Contrary to what many think, simply "being disabled" by any definition does not alone qualify one to automatically be approved. While one who can walk, talk, and manage one's own life may be considered disabled if there is no suitable employment for one's abilities, one with diminished mobility or mental capacity may not qualify if there is plentiful employment available with one's abilities.

One or more diagnosed medical conditions may not automatically qualify an applicant, and the lack of one or more may not disqualify the applicant. In some cases, an applicant may qualify based on symptoms alone.

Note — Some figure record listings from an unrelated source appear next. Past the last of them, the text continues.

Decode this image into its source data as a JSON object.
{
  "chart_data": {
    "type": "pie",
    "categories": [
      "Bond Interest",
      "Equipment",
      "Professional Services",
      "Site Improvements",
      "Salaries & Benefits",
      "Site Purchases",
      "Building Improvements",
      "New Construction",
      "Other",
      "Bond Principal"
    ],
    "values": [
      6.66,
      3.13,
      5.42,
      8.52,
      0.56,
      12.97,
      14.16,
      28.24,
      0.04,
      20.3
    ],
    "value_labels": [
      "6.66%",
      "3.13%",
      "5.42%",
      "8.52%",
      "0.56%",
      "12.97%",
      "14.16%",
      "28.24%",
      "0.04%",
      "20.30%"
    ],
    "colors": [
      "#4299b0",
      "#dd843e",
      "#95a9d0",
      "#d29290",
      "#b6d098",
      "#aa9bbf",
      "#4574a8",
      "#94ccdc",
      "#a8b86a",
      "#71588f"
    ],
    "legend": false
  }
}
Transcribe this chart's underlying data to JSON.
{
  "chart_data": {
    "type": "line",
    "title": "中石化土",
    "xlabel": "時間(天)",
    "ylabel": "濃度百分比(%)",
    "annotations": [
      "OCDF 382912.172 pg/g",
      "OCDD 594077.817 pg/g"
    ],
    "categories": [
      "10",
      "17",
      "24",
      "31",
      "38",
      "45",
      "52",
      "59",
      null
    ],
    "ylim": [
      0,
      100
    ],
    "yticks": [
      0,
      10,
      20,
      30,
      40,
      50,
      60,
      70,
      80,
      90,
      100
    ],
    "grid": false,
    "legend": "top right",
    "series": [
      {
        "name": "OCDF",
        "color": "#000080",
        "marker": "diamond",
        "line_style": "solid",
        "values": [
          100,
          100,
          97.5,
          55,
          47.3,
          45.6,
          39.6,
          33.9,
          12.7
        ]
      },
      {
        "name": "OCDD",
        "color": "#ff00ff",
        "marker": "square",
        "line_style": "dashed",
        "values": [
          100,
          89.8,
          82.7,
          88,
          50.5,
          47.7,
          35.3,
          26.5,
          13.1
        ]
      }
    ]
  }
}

In determining a physical disability, common factors are the ability to sit, stand, lift, bend, and stoop. Mental disabilities are determined based on the ability to communicate with others, understand oral and/or written instructions from others, and get along with others. One who can sit for prolonged periods but not stand, lift, bend, or stoop may be disqualified by being able to perform some type of desk work, and one may qualify without such an ability because of intellectual capacity, education level, or previous work experience. Likewise, a person with limited mental capacity who can perform physical labor may not qualify as "disabled."

Such skills are also used for applicants who have never worked and for whom the claim is that they can never work.